Néanmoins, il y a encore beaucoup de gens du monde fandom qui embrassent « My Immortal » dans toutes ses merveilles déconcertantes. Cyndy Aleo dit que c'est une source de nostalgie pour une autre époque de fandom en ligne – elle manque même le genre de critiques que l'histoire a suscitées. "Jusqu'àCinquante nuances"J'ai explosé, la fic ressemblait à une bande de nerds, pas à une bande de mamans", a-t-elle déclaré. «Je suis content que la fiction soit considérée comme un truc comme ['My Immortal'] plutôt que comme un groupe de femmes d'âge moyen qui lisentCrépusculeet j'essaie d'écrire des scènes de sexe.
Et cela incite toujours les gens à faire un travail créatif. L’exemple le plus notable est(Mon) Immortel : La Websérie, une collection de 15 épisodes filmés inspirés de la tristement célèbre histoire.

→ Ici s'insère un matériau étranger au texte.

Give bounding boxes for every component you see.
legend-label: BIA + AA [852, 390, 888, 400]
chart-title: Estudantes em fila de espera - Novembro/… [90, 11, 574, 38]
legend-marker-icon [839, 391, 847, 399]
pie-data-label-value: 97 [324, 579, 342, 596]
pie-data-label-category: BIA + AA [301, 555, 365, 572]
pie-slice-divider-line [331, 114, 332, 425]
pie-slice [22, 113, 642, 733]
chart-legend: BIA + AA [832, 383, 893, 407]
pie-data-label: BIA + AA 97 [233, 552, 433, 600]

Ce ne sont pas des lectures dramatiques dérisoires – ce sont des scripts originaux basés sur les personnages ridicules et la logique de « My Immortal », jusqu'à faire référence à de nombreux personnages par leurs noms mal orthographiés. "Le commentaire le plus courant que je reçois des téléspectateurs est : 'Je n'arrive pas à croire que j'ai commencé à sympathiser avec Enoby'", a déclaré le créateur de la série, Brian McLellan. Il est tellement apprécié que ses fans ont même créé des fanfictions etdes dizaines de fan artbasé spécifiquement sur la série. Cela signifie qu'il y a des gens qui créent des fanfictions sur des fanfictions inspirées par des fanfictions qui peuvent ou non être une parodie de fanfictions. C'est un monde étrange.

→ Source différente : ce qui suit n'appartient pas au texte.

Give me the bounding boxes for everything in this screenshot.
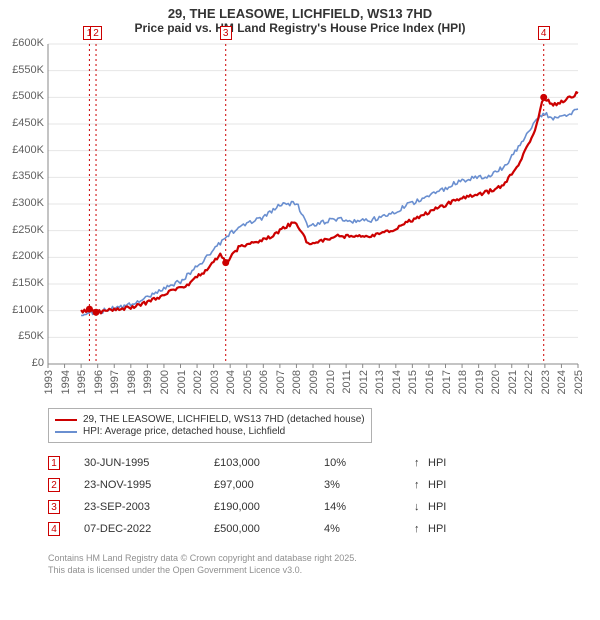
legend-item: 29, THE LEASOWE, LICHFIELD, WS13 7HD (de…: [55, 414, 365, 425]
y-axis-tick-label: £600K: [4, 37, 44, 49]
y-axis-tick-label: £550K: [4, 64, 44, 76]
legend-item: HPI: Average price, detached house, Lich…: [55, 426, 365, 437]
sale-price: £190,000: [214, 501, 324, 513]
x-axis-tick-label: 2015: [407, 370, 419, 394]
sales-table-row: 4 07-DEC-2022£500,0004%↑HPI: [48, 518, 468, 540]
y-axis-tick-label: £450K: [4, 117, 44, 129]
x-axis-tick-label: 2011: [341, 370, 353, 394]
x-axis-tick-label: 1996: [93, 370, 105, 394]
x-axis-tick-label: 1994: [60, 370, 72, 394]
x-axis-tick-label: 2021: [507, 370, 519, 394]
x-axis-tick-label: 2017: [441, 370, 453, 394]
sale-pct: 3%: [324, 479, 414, 491]
x-axis-tick-label: 2009: [308, 370, 320, 394]
x-axis-tick-label: 2010: [325, 370, 337, 394]
x-axis-tick-label: 2022: [523, 370, 535, 394]
x-axis-tick-label: 2012: [358, 370, 370, 394]
sale-date: 23-NOV-1995: [84, 479, 214, 491]
x-axis-tick-label: 2001: [176, 370, 188, 394]
sale-pct: 4%: [324, 523, 414, 535]
sale-price: £97,000: [214, 479, 324, 491]
x-axis-tick-label: 1997: [109, 370, 121, 394]
y-axis-tick-label: £300K: [4, 197, 44, 209]
y-axis-tick-label: £100K: [4, 304, 44, 316]
legend-label: 29, THE LEASOWE, LICHFIELD, WS13 7HD (de…: [83, 414, 365, 425]
x-axis-tick-label: 2003: [209, 370, 221, 394]
x-axis-tick-label: 2016: [424, 370, 436, 394]
x-axis-tick-label: 2008: [291, 370, 303, 394]
footer-line-2: This data is licensed under the Open Gov…: [48, 564, 357, 576]
sales-table-row: 1 30-JUN-1995£103,00010%↑HPI: [48, 452, 468, 474]
y-axis-tick-label: £150K: [4, 277, 44, 289]
sale-date: 07-DEC-2022: [84, 523, 214, 535]
x-axis-tick-label: 1999: [142, 370, 154, 394]
x-axis-tick-label: 2024: [556, 370, 568, 394]
event-marker: 3: [220, 26, 232, 40]
legend-swatch: [55, 431, 77, 433]
y-axis-tick-label: £500K: [4, 90, 44, 102]
x-axis-tick-label: 2018: [457, 370, 469, 394]
event-marker: 4: [538, 26, 550, 40]
page-container: 29, THE LEASOWE, LICHFIELD, WS13 7HD Pri…: [0, 0, 600, 620]
y-axis-tick-label: £50K: [4, 330, 44, 342]
sales-table-row: 2 23-NOV-1995£97,0003%↑HPI: [48, 474, 468, 496]
sale-index: 1: [48, 456, 60, 470]
sale-arrow-icon: ↑: [414, 523, 428, 535]
attribution-footer: Contains HM Land Registry data © Crown c…: [48, 552, 357, 576]
x-axis-tick-label: 2019: [474, 370, 486, 394]
sale-arrow-icon: ↑: [414, 457, 428, 469]
x-axis-tick-label: 2013: [374, 370, 386, 394]
sales-table: 130-JUN-1995£103,00010%↑HPI223-NOV-1995£…: [48, 452, 468, 540]
x-axis-tick-label: 2020: [490, 370, 502, 394]
sale-tag: HPI: [428, 457, 468, 469]
x-axis-tick-label: 1993: [43, 370, 55, 394]
sale-index: 3: [48, 500, 60, 514]
sale-pct: 10%: [324, 457, 414, 469]
x-axis-tick-label: 1995: [76, 370, 88, 394]
sale-pct: 14%: [324, 501, 414, 513]
sale-price: £500,000: [214, 523, 324, 535]
x-axis-tick-label: 2025: [573, 370, 585, 394]
x-axis-tick-label: 2023: [540, 370, 552, 394]
x-axis-tick-label: 1998: [126, 370, 138, 394]
y-axis-tick-label: £0: [4, 357, 44, 369]
x-axis-tick-label: 2006: [258, 370, 270, 394]
sale-price: £103,000: [214, 457, 324, 469]
sale-tag: HPI: [428, 501, 468, 513]
footer-line-1: Contains HM Land Registry data © Crown c…: [48, 552, 357, 564]
sale-date: 23-SEP-2003: [84, 501, 214, 513]
sale-tag: HPI: [428, 523, 468, 535]
chart-legend: 29, THE LEASOWE, LICHFIELD, WS13 7HD (de…: [48, 408, 372, 443]
sale-arrow-icon: ↓: [414, 501, 428, 513]
x-axis-tick-label: 2002: [192, 370, 204, 394]
price-chart: [0, 0, 600, 410]
x-axis-tick-label: 2004: [225, 370, 237, 394]
y-axis-tick-label: £400K: [4, 144, 44, 156]
sale-arrow-icon: ↑: [414, 479, 428, 491]
sale-date: 30-JUN-1995: [84, 457, 214, 469]
x-axis-tick-label: 2000: [159, 370, 171, 394]
sale-index: 2: [48, 478, 60, 492]
y-axis-tick-label: £350K: [4, 170, 44, 182]
legend-label: HPI: Average price, detached house, Lich…: [83, 426, 285, 437]
legend-swatch: [55, 419, 77, 421]
x-axis-tick-label: 2014: [391, 370, 403, 394]
sales-table-row: 3 23-SEP-2003£190,00014%↓HPI: [48, 496, 468, 518]
sale-index: 4: [48, 522, 60, 536]
sale-tag: HPI: [428, 479, 468, 491]
x-axis-tick-label: 2005: [242, 370, 254, 394]
y-axis-tick-label: £200K: [4, 250, 44, 262]
event-marker: 2: [90, 26, 102, 40]
x-axis-tick-label: 2007: [275, 370, 287, 394]
y-axis-tick-label: £250K: [4, 224, 44, 236]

Aleo pense que l'ambiguïté permet aux lecteurs d'apprécier l'histoire sans ressentir de culpabilité ni de honte. "Si nous savions qu'il s'agissait d'une fille qui avait cet âge et qui est maintenant plus âgée, alors l'histoire ne serait rien, juste le journal d'une jeune fille", a-t-elle déclaré. « À ce stade, il n’y aurait plus aucun commentaire sur le fandom. Et si c'est quelqu'un quiétaitfaire un commentaire, quelqu'un qui voulait voir quel genre de réactions cela a suscité, alors cela devient insultant pour le fandom parce que vous avez tous l'impression d'être des cobayes.

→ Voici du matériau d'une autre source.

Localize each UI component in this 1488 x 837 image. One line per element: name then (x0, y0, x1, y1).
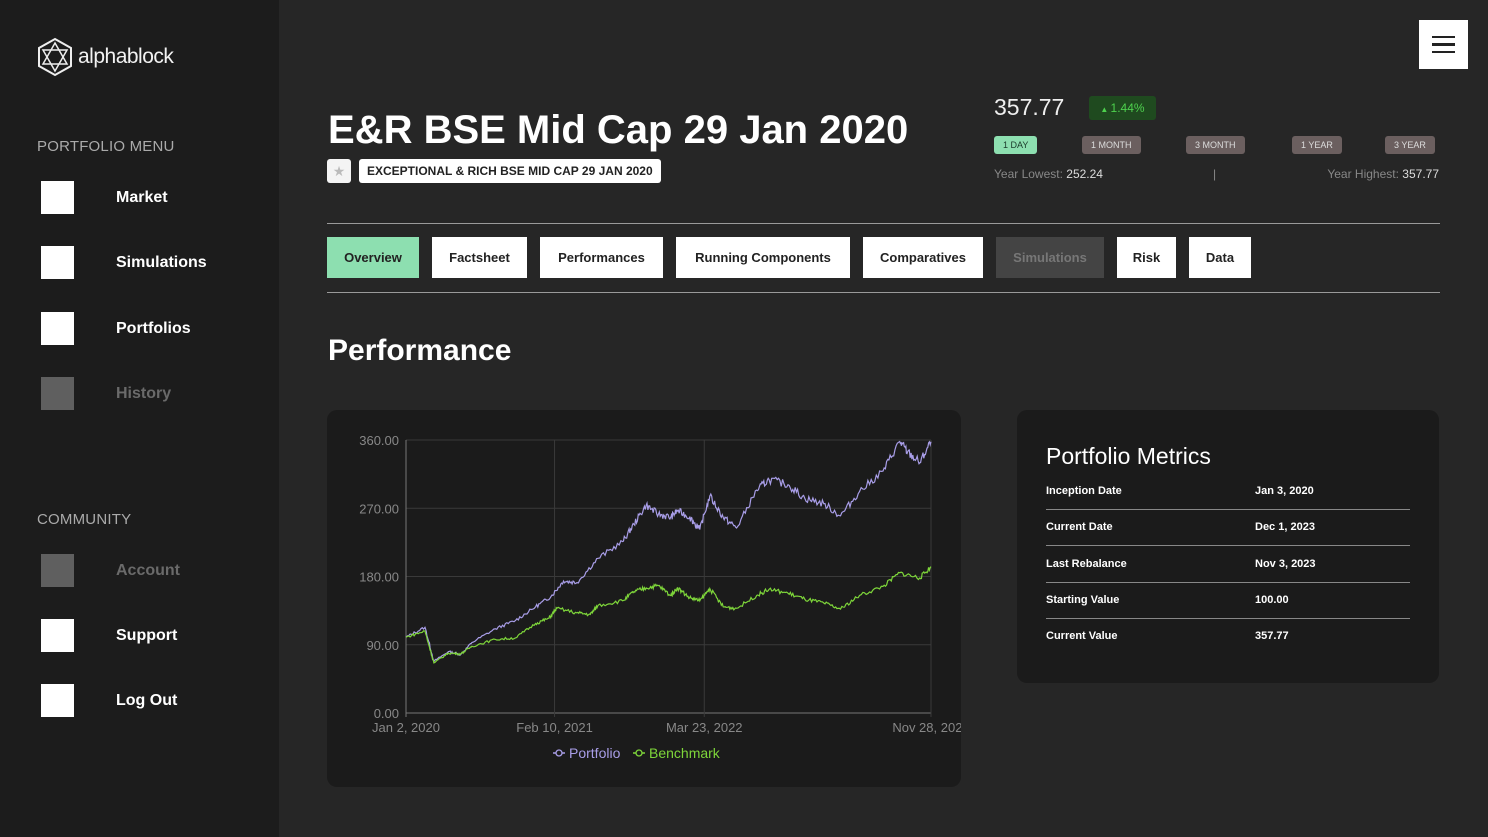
period-3-year-button[interactable]: 3 YEAR (1385, 136, 1435, 154)
metric-label: Inception Date (1046, 485, 1122, 497)
year-lowest-label: Year Lowest: (994, 167, 1063, 181)
hamburger-icon (1432, 43, 1455, 46)
history-icon (41, 377, 74, 410)
market-icon (41, 181, 74, 214)
y-tick-label: 360.00 (359, 433, 399, 448)
metric-label: Starting Value (1046, 593, 1120, 606)
divider (327, 223, 1440, 224)
sidebar: alphablock PORTFOLIO MENU Market Simulat… (0, 0, 279, 837)
tab-overview[interactable]: Overview (327, 237, 419, 278)
simulations-icon (41, 246, 74, 279)
metric-row: Current Date Dec 1, 2023 (1046, 510, 1410, 547)
metric-label: Current Date (1046, 521, 1113, 534)
x-tick-label: Feb 10, 2021 (516, 720, 593, 735)
metrics-title: Portfolio Metrics (1046, 443, 1211, 469)
sidebar-item-history[interactable]: History (41, 377, 171, 410)
tab-data[interactable]: Data (1189, 237, 1251, 278)
metric-row: Starting Value 100.00 (1046, 583, 1410, 619)
y-tick-label: 0.00 (374, 706, 399, 721)
section-title: Performance (328, 334, 512, 367)
sidebar-item-portfolios[interactable]: Portfolios (41, 312, 191, 345)
series-line-benchmark (405, 566, 932, 664)
hexagon-star-logo-icon (38, 37, 72, 77)
up-arrow-icon: ▲ (1100, 105, 1111, 114)
price-change-value: 1.44% (1110, 101, 1145, 115)
series-line-portfolio (405, 440, 932, 663)
community-title: COMMUNITY (37, 511, 132, 528)
y-tick-label: 270.00 (359, 501, 399, 516)
legend-label: Portfolio (569, 745, 621, 761)
metric-row: Inception Date Jan 3, 2020 (1046, 474, 1410, 510)
metric-label: Current Value (1046, 630, 1118, 643)
metric-row: Last Rebalance Nov 3, 2023 (1046, 547, 1410, 583)
portfolio-menu-title: PORTFOLIO MENU (37, 138, 175, 155)
metric-value: Nov 3, 2023 (1255, 557, 1316, 570)
divider (327, 292, 1440, 293)
sidebar-item-label: History (116, 384, 172, 402)
tab-performances[interactable]: Performances (540, 237, 663, 278)
period-1-day-button[interactable]: 1 DAY (994, 136, 1038, 154)
current-price: 357.77 (994, 94, 1065, 120)
legend-marker-icon (555, 749, 563, 757)
metric-value: 357.77 (1255, 630, 1289, 643)
metric-label: Last Rebalance (1046, 557, 1127, 570)
performance-chart-card: 0.00 90.00 180.00 270.00 360.00 Jan 2, 2020 Fe… (327, 410, 970, 787)
year-lowest: Year Lowest: 252.24 (994, 167, 1103, 181)
sidebar-item-label: Simulations (116, 253, 207, 271)
period-1-year-button[interactable]: 1 YEAR (1292, 136, 1342, 154)
sidebar-item-log-out[interactable]: Log Out (41, 684, 177, 717)
tab-simulations[interactable]: Simulations (996, 237, 1104, 278)
support-icon (41, 619, 74, 652)
period-3-month-button[interactable]: 3 MONTH (1186, 136, 1245, 154)
log-out-icon (41, 684, 74, 717)
tab-running-components[interactable]: Running Components (676, 237, 850, 278)
sidebar-item-label: Log Out (116, 691, 178, 709)
year-highest-label: Year Highest: (1327, 167, 1399, 181)
metric-value: Jan 3, 2020 (1255, 485, 1314, 497)
hamburger-icon (1432, 35, 1455, 39)
metric-value: 100.00 (1255, 593, 1289, 606)
page-title: E&R BSE Mid Cap 29 Jan 2020 (328, 108, 909, 152)
sidebar-item-market[interactable]: Market (41, 181, 168, 214)
tab-factsheet[interactable]: Factsheet (432, 237, 527, 278)
hamburger-menu-button[interactable] (1419, 20, 1468, 69)
metric-row: Current Value 357.77 (1046, 619, 1410, 655)
legend-label: Benchmark (649, 745, 721, 761)
period-1-month-button[interactable]: 1 MONTH (1082, 136, 1141, 154)
favorite-star-button[interactable]: ★ (327, 159, 351, 183)
stats-separator: | (1213, 167, 1217, 181)
x-tick-label: Mar 23, 2022 (666, 720, 743, 735)
sidebar-item-label: Account (116, 561, 180, 579)
sidebar-item-label: Support (116, 626, 178, 644)
brand-name: alphablock (78, 45, 174, 68)
hamburger-icon (1432, 50, 1455, 54)
portfolios-icon (41, 312, 74, 345)
sidebar-item-simulations[interactable]: Simulations (41, 246, 207, 279)
sidebar-item-support[interactable]: Support (41, 619, 177, 652)
portfolio-metrics-card: Portfolio Metrics Inception Date Jan 3, 2… (1017, 410, 1439, 683)
tab-comparatives[interactable]: Comparatives (863, 237, 983, 278)
performance-chart[interactable]: 0.00 90.00 180.00 270.00 360.00 Jan 2, 2020 Fe… (327, 410, 969, 787)
legend-marker-icon (635, 749, 643, 757)
year-highest: Year Highest: 357.77 (1327, 167, 1439, 181)
metric-value: Dec 1, 2023 (1255, 521, 1315, 534)
brand-logo[interactable]: alphablock (36, 37, 174, 77)
x-tick-label: Nov 28, 2023 (892, 720, 961, 735)
y-tick-label: 180.00 (359, 570, 399, 585)
year-highest-value: 357.77 (1402, 167, 1439, 181)
y-tick-label: 90.00 (366, 638, 399, 653)
portfolio-full-name-badge: EXCEPTIONAL & RICH BSE MID CAP 29 JAN 20… (359, 159, 661, 183)
year-lowest-value: 252.24 (1066, 167, 1103, 181)
sidebar-item-account[interactable]: Account (41, 554, 180, 587)
account-icon (41, 554, 74, 587)
price-change-badge: ▲ 1.44% (1089, 96, 1156, 120)
tab-risk[interactable]: Risk (1117, 237, 1176, 278)
sidebar-item-label: Portfolios (116, 319, 191, 337)
sidebar-item-label: Market (116, 188, 168, 206)
x-tick-label: Jan 2, 2020 (372, 720, 440, 735)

Quoi qu’il en soit, « My Immortal » conserve sa magie. C’est toujours insaisissable, désespérément alambiqué et constamment discuté. Si jamais nous devions être certains de la paternité et de l’intention de l’histoire, elle perdrait de son attrait. Comme les meurtres de Jack l'Éventreur ou le crash de Roswell, « My Immortal » suscite quelque chose de primal dans un monde où l'accès à l'information semble illimité : c'est un secret qui, contre toute attente, reste un secret.